18 祭りと串カツ/雪屋梛木(ゆきやなぎ)さん

 負けるがカツのノスタルジー。


【祭りと串カツ/雪屋梛木(ゆきやなぎ)さん】

https://kakuyomu.jp/works/16818093083780947741


ジャンル:現代ドラマ

文字数:2020文字


 雪屋梛木(ゆきやなぎ)さんの作品は、ノスタルジー溢れるお話です。


 幼い頃に食べた串カツの味を思い出しながら、主人公はかつての町内会の祭りを思い出す。町内会ごとに獅子が奉納されていて、他の町内会と争う喧嘩獅子が祭りの一環として行われている。主人公たちの町内会はとても美味しい串カツ食べたさに、子供たちはわざと喧嘩獅子に負けていた。久しぶりに主人公が祭りに顔を出すと、串カツはコロッケになっていた。しかし獅子と子供たちにコロッケの取り合わせは変わらず、主人公は祭りのコロッケを堪能する。

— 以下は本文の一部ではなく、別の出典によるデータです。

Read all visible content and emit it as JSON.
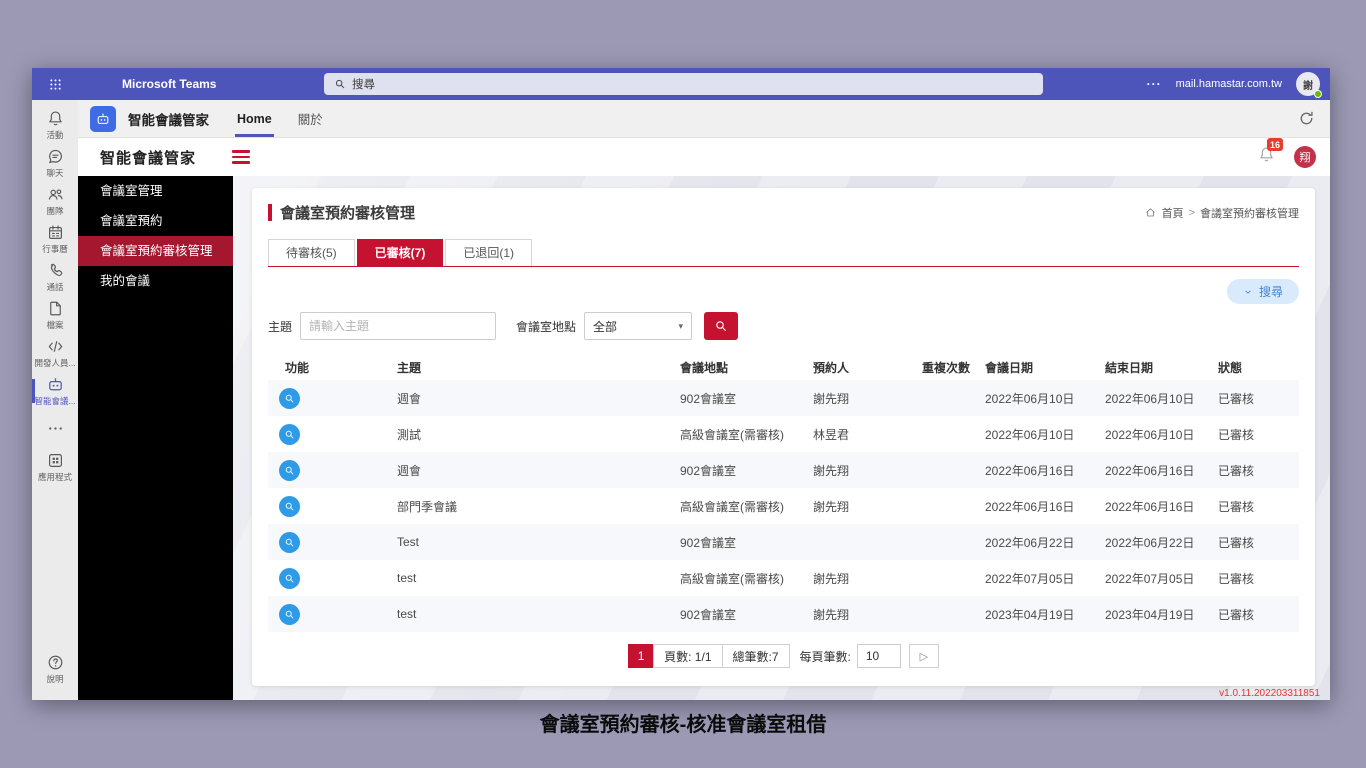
{
  "teams_bar": {
    "app_name": "Microsoft Teams",
    "search_placeholder": "搜尋",
    "more_label": "···",
    "domain": "mail.hamastar.com.tw",
    "avatar_initial": "謝"
  },
  "tab_bar": {
    "app_title": "智能會議管家",
    "tabs": [
      {
        "name": "home",
        "label": "Home",
        "active": true
      },
      {
        "name": "about",
        "label": "關於",
        "active": false
      }
    ]
  },
  "rail": {
    "items": [
      {
        "name": "activity",
        "label": "活動",
        "icon": "bell-icon",
        "active": false
      },
      {
        "name": "chat",
        "label": "聊天",
        "icon": "chat-icon",
        "active": false
      },
      {
        "name": "teams",
        "label": "團隊",
        "icon": "people-icon",
        "active": false
      },
      {
        "name": "calendar",
        "label": "行事曆",
        "icon": "calendar-icon",
        "active": false
      },
      {
        "name": "calls",
        "label": "通話",
        "icon": "phone-icon",
        "active": false
      },
      {
        "name": "files",
        "label": "檔案",
        "icon": "file-icon",
        "active": false
      },
      {
        "name": "developer",
        "label": "開發人員...",
        "icon": "developer-icon",
        "active": false
      },
      {
        "name": "smart-meeting",
        "label": "智能會議...",
        "icon": "bot-icon",
        "active": true
      },
      {
        "name": "more",
        "label": "",
        "icon": "more-icon",
        "active": false
      },
      {
        "name": "apps",
        "label": "應用程式",
        "icon": "apps-icon",
        "active": false
      }
    ],
    "help_label": "說明"
  },
  "app_header": {
    "title": "智能會議管家",
    "notification_count": "16",
    "avatar_initial": "翔"
  },
  "sidebar": {
    "items": [
      {
        "name": "room-management",
        "label": "會議室管理",
        "active": false
      },
      {
        "name": "room-reservation",
        "label": "會議室預約",
        "active": false
      },
      {
        "name": "reservation-review",
        "label": "會議室預約審核管理",
        "active": true
      },
      {
        "name": "my-meetings",
        "label": "我的會議",
        "active": false
      }
    ]
  },
  "main": {
    "page_title": "會議室預約審核管理",
    "breadcrumb": {
      "home": "首頁",
      "separator": ">",
      "current": "會議室預約審核管理"
    },
    "tabs": [
      {
        "name": "pending",
        "label": "待審核(5)",
        "active": false
      },
      {
        "name": "approved",
        "label": "已審核(7)",
        "active": true
      },
      {
        "name": "returned",
        "label": "已退回(1)",
        "active": false
      }
    ],
    "search_toggle_label": "搜尋",
    "filters": {
      "subject_label": "主題",
      "subject_placeholder": "請輸入主題",
      "location_label": "會議室地點",
      "location_value": "全部"
    },
    "table": {
      "headers": [
        "功能",
        "主題",
        "會議地點",
        "預約人",
        "重複次數",
        "會議日期",
        "結束日期",
        "狀態"
      ],
      "rows": [
        {
          "subject": "週會",
          "location": "902會議室",
          "reserver": "謝先翔",
          "repeat": "",
          "start_date": "2022年06月10日",
          "end_date": "2022年06月10日",
          "status": "已審核"
        },
        {
          "subject": "測試",
          "location": "高級會議室(需審核)",
          "reserver": "林昱君",
          "repeat": "",
          "start_date": "2022年06月10日",
          "end_date": "2022年06月10日",
          "status": "已審核"
        },
        {
          "subject": "週會",
          "location": "902會議室",
          "reserver": "謝先翔",
          "repeat": "",
          "start_date": "2022年06月16日",
          "end_date": "2022年06月16日",
          "status": "已審核"
        },
        {
          "subject": "部門季會議",
          "location": "高級會議室(需審核)",
          "reserver": "謝先翔",
          "repeat": "",
          "start_date": "2022年06月16日",
          "end_date": "2022年06月16日",
          "status": "已審核"
        },
        {
          "subject": "Test",
          "location": "902會議室",
          "reserver": "",
          "repeat": "",
          "start_date": "2022年06月22日",
          "end_date": "2022年06月22日",
          "status": "已審核"
        },
        {
          "subject": "test",
          "location": "高級會議室(需審核)",
          "reserver": "謝先翔",
          "repeat": "",
          "start_date": "2022年07月05日",
          "end_date": "2022年07月05日",
          "status": "已審核"
        },
        {
          "subject": "test",
          "location": "902會議室",
          "reserver": "謝先翔",
          "repeat": "",
          "start_date": "2023年04月19日",
          "end_date": "2023年04月19日",
          "status": "已審核"
        }
      ]
    },
    "pagination": {
      "page_button": "1",
      "page_info": "頁數: 1/1",
      "total_info": "總筆數:7",
      "per_page_label": "每頁筆數:",
      "per_page_value": "10",
      "next_icon": "▷"
    },
    "version": "v1.0.11.202203311851"
  },
  "caption": "會議室預約審核-核准會議室租借",
  "colors": {
    "teams_purple": "#4D55BB",
    "accent_red": "#C51230",
    "sidebar_active_red": "#A5162F",
    "view_button_blue": "#2E9BE8",
    "search_pill_bg": "#D9EAFC",
    "search_pill_text": "#3D85D8",
    "app_icon_blue": "#3F6BE5",
    "avatar_red": "#C4314B",
    "badge_red": "#E53E2E",
    "version_red": "#E5352B",
    "presence_green": "#6BB700"
  }
}
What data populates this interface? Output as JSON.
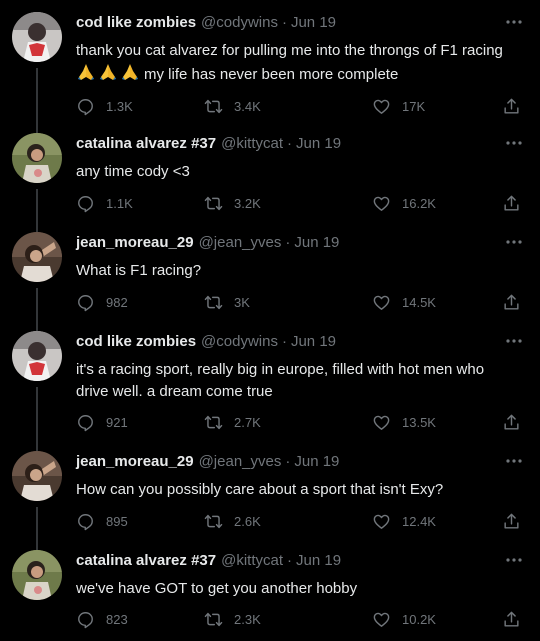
{
  "tweets": [
    {
      "name": "cod like zombies",
      "handle": "@codywins",
      "date": "Jun 19",
      "text_line1": "thank you cat alvarez for pulling me into the throngs of F1 racing",
      "text_line2": "my life has never been more complete",
      "emoji": "folded-hands-emoji x3",
      "replies": "1.3K",
      "retweets": "3.4K",
      "likes": "17K",
      "avatar": "cody"
    },
    {
      "name": "catalina alvarez #37",
      "handle": "@kittycat",
      "date": "Jun 19",
      "text_line1": "any time cody <3",
      "replies": "1.1K",
      "retweets": "3.2K",
      "likes": "16.2K",
      "avatar": "cat"
    },
    {
      "name": "jean_moreau_29",
      "handle": "@jean_yves",
      "date": "Jun 19",
      "text_line1": "What is F1 racing?",
      "replies": "982",
      "retweets": "3K",
      "likes": "14.5K",
      "avatar": "jean"
    },
    {
      "name": "cod like zombies",
      "handle": "@codywins",
      "date": "Jun 19",
      "text_line1": "it's a racing sport, really big in europe, filled with hot men who",
      "text_line2": "drive well. a dream come true",
      "replies": "921",
      "retweets": "2.7K",
      "likes": "13.5K",
      "avatar": "cody"
    },
    {
      "name": "jean_moreau_29",
      "handle": "@jean_yves",
      "date": "Jun 19",
      "text_line1": "How can you possibly care about a sport that isn't Exy?",
      "replies": "895",
      "retweets": "2.6K",
      "likes": "12.4K",
      "avatar": "jean"
    },
    {
      "name": "catalina alvarez #37",
      "handle": "@kittycat",
      "date": "Jun 19",
      "text_line1": "we've have GOT to get you another hobby",
      "replies": "823",
      "retweets": "2.3K",
      "likes": "10.2K",
      "avatar": "cat"
    }
  ],
  "separator": "·",
  "colors": {
    "background": "#000000",
    "text": "#e7e9ea",
    "muted": "#71767b",
    "thread_line": "#333639"
  },
  "icons": [
    "more-icon",
    "reply-icon",
    "retweet-icon",
    "like-icon",
    "share-icon",
    "folded-hands-emoji"
  ]
}
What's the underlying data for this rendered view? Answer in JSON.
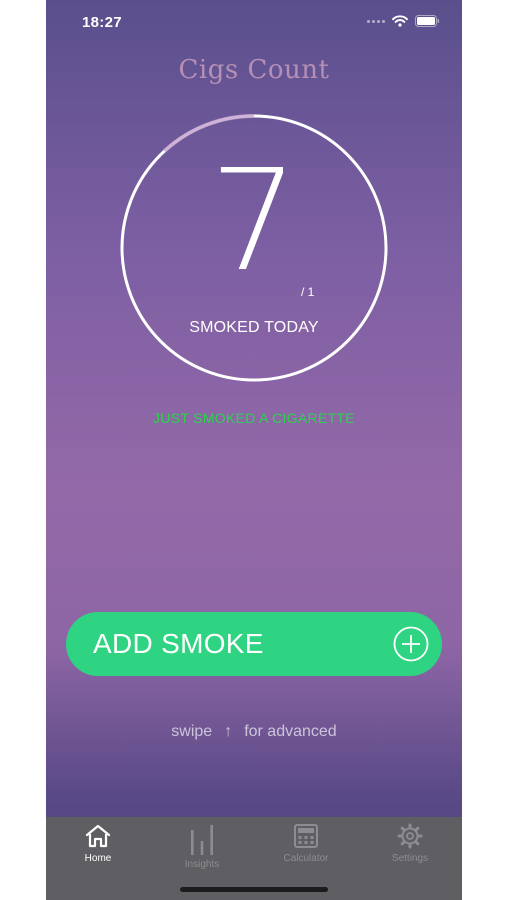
{
  "status_bar": {
    "time": "18:27",
    "icons": [
      "cellular-signal-icon",
      "wifi-icon",
      "battery-icon"
    ]
  },
  "app": {
    "title": "Cigs Count"
  },
  "counter": {
    "count": "7",
    "goal": "/ 1",
    "label": "SMOKED TODAY"
  },
  "status_message": "JUST SMOKED A CIGARETTE",
  "add_button": {
    "label": "ADD SMOKE",
    "icon": "plus-circle-icon"
  },
  "swipe_hint": {
    "prefix": "swipe",
    "arrow": "↑",
    "suffix": "for advanced"
  },
  "tab_bar": {
    "tabs": [
      {
        "label": "Home",
        "icon": "home-icon",
        "active": true
      },
      {
        "label": "Insights",
        "icon": "bar-chart-icon",
        "active": false
      },
      {
        "label": "Calculator",
        "icon": "calculator-icon",
        "active": false
      },
      {
        "label": "Settings",
        "icon": "gear-icon",
        "active": false
      }
    ]
  },
  "colors": {
    "accent_green": "#2fd483",
    "message_green": "#2dd24e",
    "title_pink": "#b68fb6",
    "tab_bar_bg": "#5f5f63"
  }
}
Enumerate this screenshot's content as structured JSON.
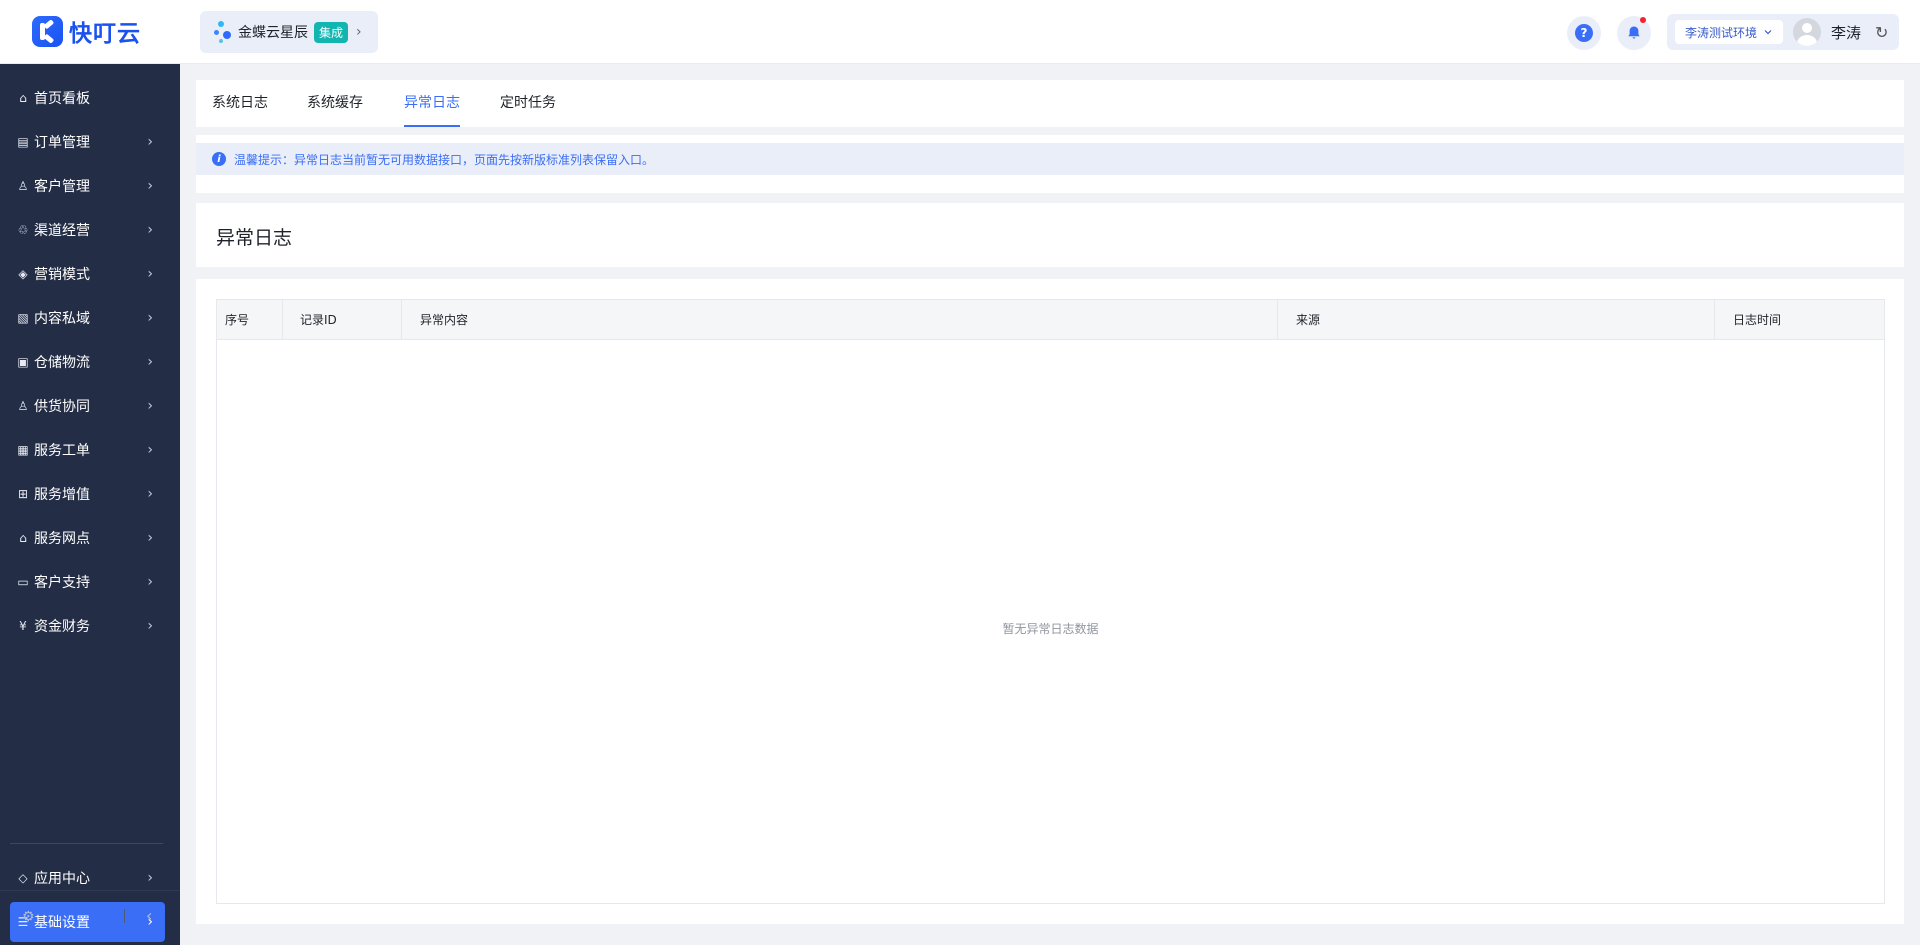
{
  "header": {
    "logo_text": "快叮云",
    "product": {
      "name": "金蝶云星辰",
      "badge": "集成"
    },
    "env": "李涛测试环境",
    "user_name": "李涛",
    "help_glyph": "?"
  },
  "sidebar": {
    "items": [
      {
        "label": "首页看板",
        "icon": "home-icon",
        "glyph": "⌂"
      },
      {
        "label": "订单管理",
        "icon": "clipboard-icon",
        "glyph": "▤"
      },
      {
        "label": "客户管理",
        "icon": "user-icon",
        "glyph": "♙"
      },
      {
        "label": "渠道经营",
        "icon": "channel-icon",
        "glyph": "♲"
      },
      {
        "label": "营销模式",
        "icon": "tag-icon",
        "glyph": "◈"
      },
      {
        "label": "内容私域",
        "icon": "image-icon",
        "glyph": "▧"
      },
      {
        "label": "仓储物流",
        "icon": "box-icon",
        "glyph": "▣"
      },
      {
        "label": "供货协同",
        "icon": "supplier-icon",
        "glyph": "♙"
      },
      {
        "label": "服务工单",
        "icon": "ticket-icon",
        "glyph": "▦"
      },
      {
        "label": "服务增值",
        "icon": "bag-icon",
        "glyph": "⊞"
      },
      {
        "label": "服务网点",
        "icon": "store-icon",
        "glyph": "⌂"
      },
      {
        "label": "客户支持",
        "icon": "support-icon",
        "glyph": "▭"
      },
      {
        "label": "资金财务",
        "icon": "yuan-icon",
        "glyph": "¥"
      }
    ],
    "bottom_items": [
      {
        "label": "应用中心",
        "icon": "cube-icon",
        "glyph": "◇"
      },
      {
        "label": "基础设置",
        "icon": "settings-list-icon",
        "glyph": "☰"
      }
    ]
  },
  "tabs": [
    {
      "label": "系统日志"
    },
    {
      "label": "系统缓存"
    },
    {
      "label": "异常日志"
    },
    {
      "label": "定时任务"
    }
  ],
  "active_tab": "异常日志",
  "notice": "温馨提示：异常日志当前暂无可用数据接口，页面先按新版标准列表保留入口。",
  "page_title": "异常日志",
  "table": {
    "columns": [
      "序号",
      "记录ID",
      "异常内容",
      "来源",
      "日志时间"
    ],
    "rows": [],
    "empty_text": "暂无异常日志数据"
  },
  "colors": {
    "accent": "#3a6ef6",
    "sidebar_bg": "#232d45",
    "badge": "#12b5b0"
  }
}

 食べ物は記憶を呼び覚ますと言いますが、この作品はまさしく記憶と味に纏わる物語だと思いました。そして「昔の町内会のお祭り」の手触りが強くて、このお祭りに行ったことがないのに主催者は参加していたような気がしました。特によかったのは、会場の駐車場の様子です。「砂利の上に虎紐を釘で打ったもの」という説明で、どういう駐車場なのかぐっと情景が見えるようです。あったあったそんな駐車場。轍のところがへこんでいって、雨が降ると大きな水たまりになる駐車場だ!


 過去の祭りの様子、そして現在の祭りの様子も無駄なく書き込まれているところが良いと思いました。非日常である祭りの独特の雰囲気に添えられる串カツやコロッケの匂いが、読者のノスタルジーや食欲をそそります。


 気になった点は、これは欲を言えばの話なのですが大人になってからの祭りの会場の様子をもっと書き込むと過去と現在の対比がより鮮やかになったかなと思いました。駐車場は舗装されていたり、大きな銀のトレイがやけに小さく見えたり、そんな描写があるとよりノスタルジーが増すと思いました。


 全体的に少年時代の思い出を中心に構成されていて、誰でも共感できるようなやさしい雰囲気の作品です。子供の頃の大好きだった雰囲気が次の世代に受け継がれたことに満足する主人公の締めの言葉が格好よくて好きです。